I regret, really, that I feel myself compelled to say that the answer to that question must be in the negative. This officer might or might not in the particular circumstances have possessed a power to arrest these boys. I leave that question open, saying no more than I feel some doubt whether he would have had a power of arrest: but on the assumption that he had a power to arrest it is to my mind perfectly plain that neither of these officers purported to arrest either of these boys. What was done was not done as an integral step in the process of arresting, but was done in order to secure an opportunity, by detaining the boys from escape, to put to them or either of them the question that was regarded as the test question to satisfy the officers whether or not it would be right in the circumstances, and having regard to the answer obtained from that question, if any, to arrest them.
I regret to say that I think there was a technical assault by the police officers."
7. It seems to me that the inexorable logic of this passage is that where a police officer restrains a person, but does not at that time intend or purport to arrest him, then he is committing an assault, even if an arrest would have been justified. In the present case, Sergeant Cannon did not intend or purport to arrest the appellant when he restrained him and at no stage in the course of the fracas which resulted, did he assert that he was arresting the appellant. If he had done so or either of the constables had done so, before the appellant struggled in order to obtain his release, the position would be different. But the facts found do not support such a conclusion. It follows that the appeal is allowed, and the convictions must be quashed.
Mr Justice Underhill
8. I agree.
ARTICLE 5 RIGHT TO LIBERTY AND SECURITY
1 Everyone has the right to liberty and security of person.

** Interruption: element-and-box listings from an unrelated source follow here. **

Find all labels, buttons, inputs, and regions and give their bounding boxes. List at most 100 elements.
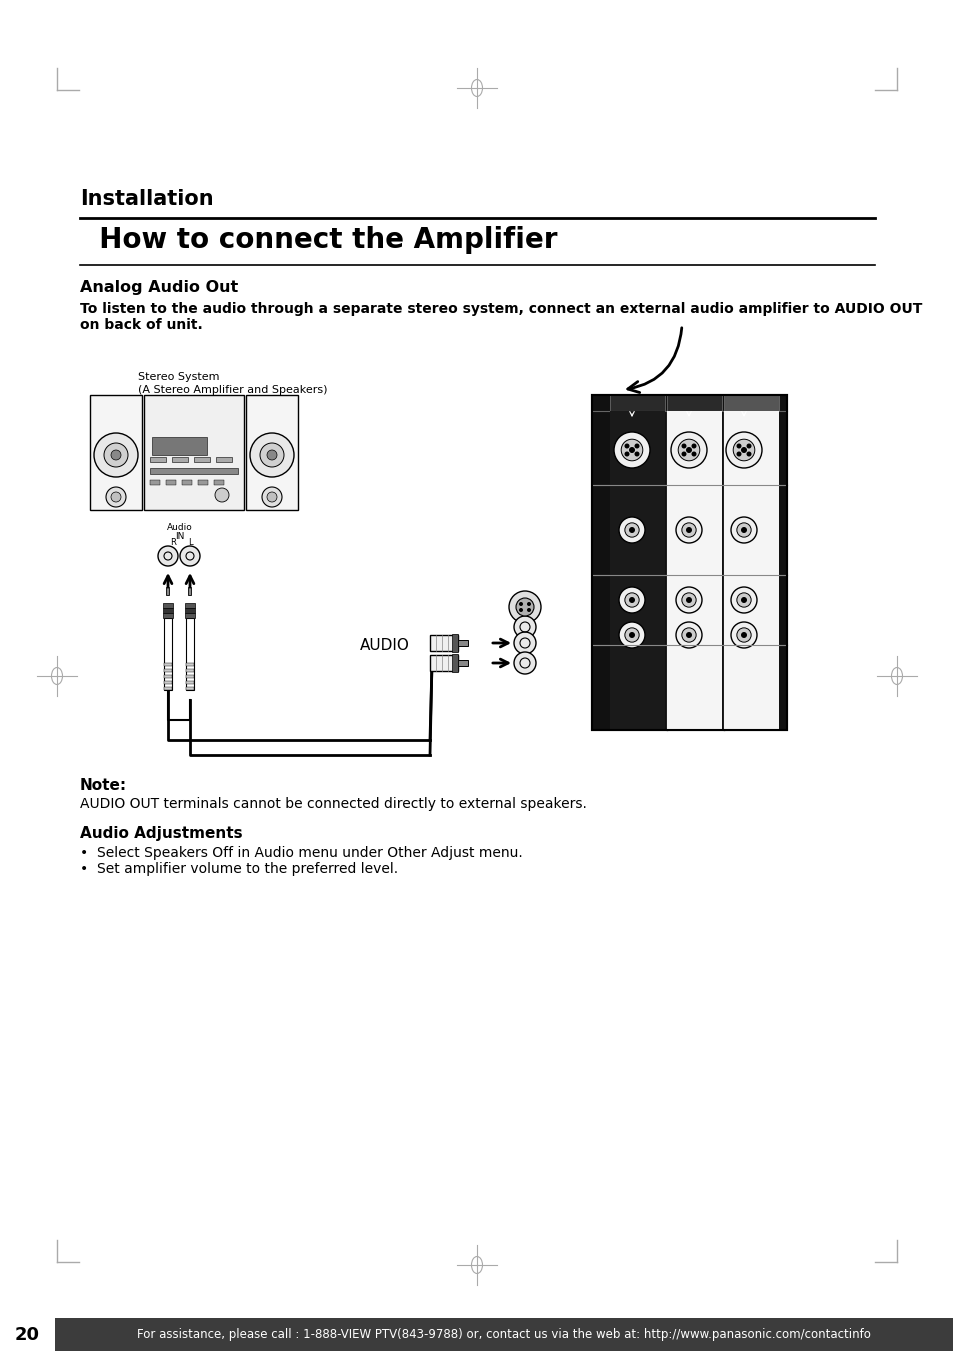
Bar — [150, 480, 160, 485]
Circle shape — [628, 527, 635, 534]
Text: S-VIDEO: S-VIDEO — [596, 439, 637, 447]
Circle shape — [267, 492, 276, 503]
Circle shape — [670, 432, 706, 467]
Circle shape — [214, 488, 229, 503]
Text: AUDIO OUT terminals cannot be connected directly to external speakers.: AUDIO OUT terminals cannot be connected … — [80, 797, 586, 811]
Circle shape — [618, 517, 644, 543]
Bar — [167, 586, 170, 594]
Circle shape — [111, 450, 121, 459]
Circle shape — [628, 632, 635, 638]
Circle shape — [740, 527, 746, 534]
Text: L: L — [603, 590, 609, 600]
Bar — [457, 661, 468, 666]
Circle shape — [681, 628, 696, 642]
Bar — [0, 1319, 953, 1351]
Bar — [592, 394, 786, 730]
Text: OUT: OUT — [738, 394, 762, 404]
Bar — [430, 635, 457, 651]
Circle shape — [514, 653, 536, 674]
Circle shape — [106, 486, 126, 507]
Bar — [609, 394, 664, 411]
Bar — [164, 617, 172, 690]
Circle shape — [260, 443, 284, 467]
Circle shape — [736, 443, 740, 449]
Circle shape — [736, 451, 740, 457]
Bar — [185, 603, 194, 608]
Bar — [163, 608, 172, 613]
Bar — [193, 457, 210, 462]
Circle shape — [514, 616, 536, 638]
Bar — [452, 634, 457, 653]
Circle shape — [250, 434, 294, 477]
Bar — [90, 394, 142, 509]
Bar — [144, 394, 244, 509]
Circle shape — [745, 451, 751, 457]
Text: on back of unit.: on back of unit. — [80, 317, 203, 332]
Bar — [172, 457, 188, 462]
Circle shape — [262, 486, 282, 507]
Circle shape — [514, 632, 536, 654]
Circle shape — [94, 434, 138, 477]
Circle shape — [624, 443, 629, 449]
Circle shape — [736, 628, 750, 642]
Circle shape — [676, 586, 701, 613]
Bar — [163, 613, 172, 617]
Bar — [186, 617, 193, 690]
Bar — [215, 457, 232, 462]
Circle shape — [740, 447, 746, 453]
Bar — [186, 663, 193, 666]
Text: To listen to the audio through a separate stereo system, connect an external aud: To listen to the audio through a separat… — [80, 303, 922, 316]
Circle shape — [628, 597, 635, 603]
Text: VIDEO: VIDEO — [599, 520, 631, 530]
Circle shape — [681, 523, 696, 538]
Bar — [166, 480, 175, 485]
Circle shape — [733, 439, 754, 461]
Circle shape — [104, 443, 128, 467]
Circle shape — [730, 586, 757, 613]
Circle shape — [618, 586, 644, 613]
Circle shape — [685, 597, 691, 603]
Circle shape — [740, 632, 746, 638]
Text: L: L — [188, 538, 193, 547]
Circle shape — [526, 608, 531, 612]
Bar — [246, 394, 297, 509]
Bar — [666, 394, 721, 411]
Circle shape — [624, 451, 629, 457]
Circle shape — [691, 451, 696, 457]
Circle shape — [624, 593, 639, 607]
Bar — [723, 576, 779, 644]
Text: AUDIO: AUDIO — [359, 638, 410, 653]
Bar — [150, 457, 166, 462]
Bar — [164, 663, 172, 666]
Bar — [164, 688, 172, 690]
Circle shape — [518, 603, 522, 607]
Circle shape — [526, 603, 531, 607]
Text: Analog Audio Out: Analog Audio Out — [80, 280, 238, 295]
Text: Audio Adjustments: Audio Adjustments — [80, 825, 242, 842]
Circle shape — [676, 621, 701, 648]
Bar — [452, 654, 457, 671]
Bar — [666, 485, 721, 576]
Text: •  Set amplifier volume to the preferred level.: • Set amplifier volume to the preferred … — [80, 862, 397, 875]
Text: (A Stereo Amplifier and Speakers): (A Stereo Amplifier and Speakers) — [138, 385, 327, 394]
Circle shape — [516, 598, 534, 616]
Circle shape — [680, 443, 686, 449]
Text: IN 2: IN 2 — [681, 394, 705, 404]
Circle shape — [618, 621, 644, 648]
Circle shape — [736, 523, 750, 538]
Bar — [609, 576, 664, 644]
Circle shape — [509, 590, 540, 623]
Circle shape — [624, 628, 639, 642]
Text: AUDIO: AUDIO — [597, 603, 629, 612]
Circle shape — [685, 632, 691, 638]
Circle shape — [628, 447, 635, 453]
Circle shape — [691, 443, 696, 449]
Text: •  Select Speakers Off in Audio menu under Other Adjust menu.: • Select Speakers Off in Audio menu unde… — [80, 846, 522, 861]
Bar — [185, 613, 194, 617]
Bar — [666, 411, 721, 485]
Bar — [723, 394, 779, 411]
Circle shape — [614, 432, 649, 467]
Bar — [186, 676, 193, 678]
Bar — [164, 681, 172, 684]
Circle shape — [730, 621, 757, 648]
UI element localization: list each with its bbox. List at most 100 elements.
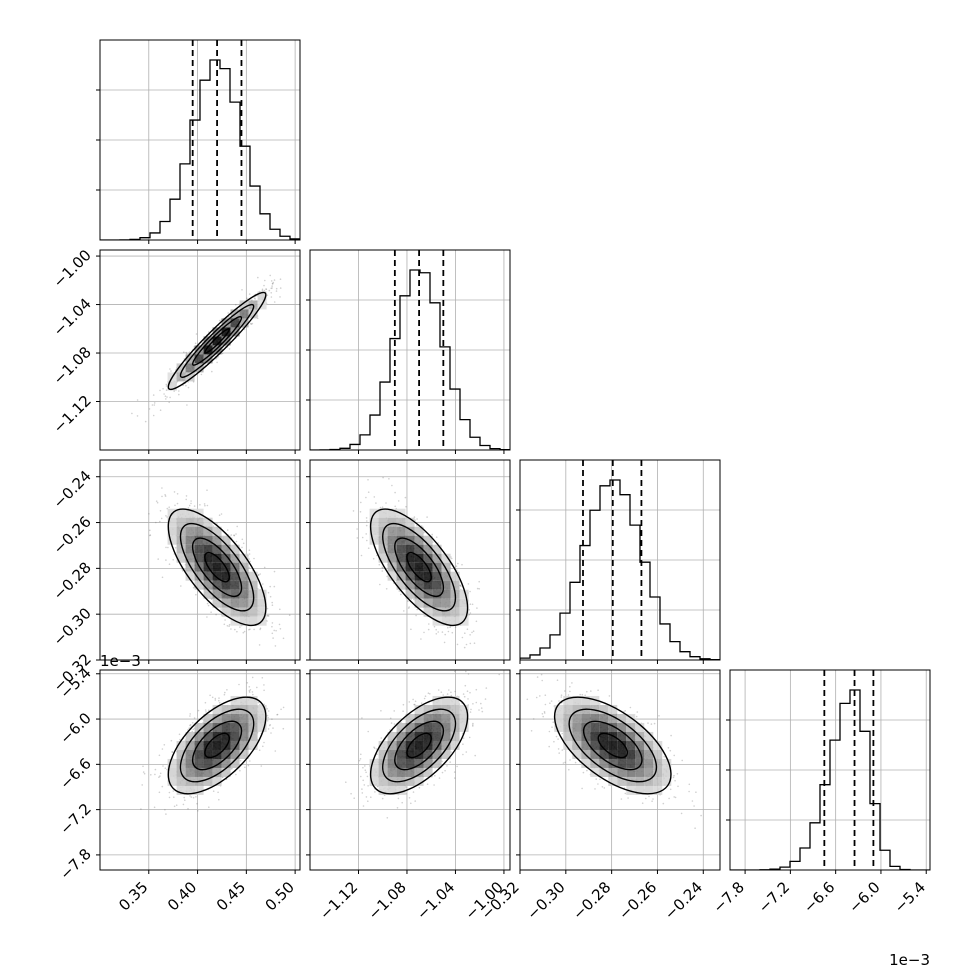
- density-cell: [194, 345, 204, 355]
- scatter-point: [168, 506, 170, 509]
- scatter-point: [361, 788, 363, 790]
- scatter-point: [462, 753, 464, 756]
- scatter-point: [393, 723, 396, 725]
- scatter-point: [167, 546, 169, 549]
- scatter-point: [366, 520, 368, 522]
- scatter-point: [193, 717, 196, 719]
- scatter-point: [156, 501, 159, 504]
- scatter-point: [403, 610, 405, 612]
- scatter-point: [263, 703, 265, 706]
- scatter-point: [446, 693, 449, 695]
- scatter-point: [190, 796, 193, 798]
- scatter-point: [362, 766, 364, 769]
- scatter-point: [248, 293, 251, 295]
- scatter-point: [449, 761, 452, 763]
- scatter-point: [413, 598, 415, 601]
- scatter-point: [249, 322, 252, 325]
- scatter-point: [215, 358, 217, 360]
- scatter-point: [150, 774, 152, 776]
- density-cell: [176, 363, 186, 373]
- scatter-point: [161, 748, 164, 750]
- density-cell: [203, 749, 213, 759]
- scatter-point: [164, 494, 166, 496]
- scatter-point: [420, 702, 423, 704]
- scatter-point: [472, 630, 475, 632]
- panel-3-0: 0.35 0.40 0.45 0.50−7.8−7.2−6.6−6.0−5.4: [56, 664, 301, 914]
- density-cell: [414, 544, 424, 554]
- density-cell: [414, 758, 424, 768]
- density-cell: [239, 713, 249, 723]
- density-cell: [230, 731, 240, 741]
- scatter-point: [164, 767, 167, 769]
- scatter-point: [248, 566, 250, 569]
- scatter-point: [378, 563, 381, 566]
- scatter-point: [203, 503, 206, 505]
- scatter-point: [185, 351, 187, 354]
- scatter-point: [366, 775, 369, 778]
- scatter-point: [471, 631, 473, 634]
- scatter-point: [178, 390, 180, 392]
- scatter-point: [168, 791, 171, 794]
- scatter-point: [163, 744, 166, 746]
- scatter-point: [475, 620, 478, 623]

No one shall be deprived of his liberty save in the following cases and in accordance with a procedure prescribed by law:
(a) the lawful detention of a person after conviction by a competent court;
(b) the lawful arrest or detention of a person for non-compliance with the lawful order of a court or in order to secure the fulfillment of any obligation prescribed by law;
(c) the lawful arrest or detention of a person effected for the purpose of bringing him before the competent legal authority on reasonable suspicion of having committed an offence or when it is reasonably considered necessary to prevent his committing an offence or fleeing after having done so;
(d) the detention of a minor by lawful order for the purpose of educational supervision or his lawful detention for the purpose of bringing him before the competent legal authority;
(e) the lawful detention of persons for the prevention of the spreading of infectious diseases, of persons of unsound mind, alcoholics or drug addicts or vagrants;
(f) the lawful arrest or detention of a person to prevent his effecting an unauthorised entry into the country or of a person against whom action is being taken with a view to deportation or extradition.
2 Everyone who is arrested shall be informed promptly, in a language which he understands, of the reasons for his arrest and of any charge against him.
3 Everyone arrested or detained in accordance with the provisions of paragraph 1(c) of this Article shall be brought promptly before a judge or other officer authorised by law to exercise judicial power and shall be entitled to trial within a reasonable time or to release pending trial. Release may be conditioned by guarantees to appear for trial.
4 Everyone who is deprived of his liberty by arrest or detention shall be entitled to take proceedings by which the lawfulness of his detention shall be decided speedily by a court and his release ordered if the detention is not lawful.
5 Everyone who has been the victim of arrest or detention in contravention of the provisions of this Article shall have an enforceable right to compensation.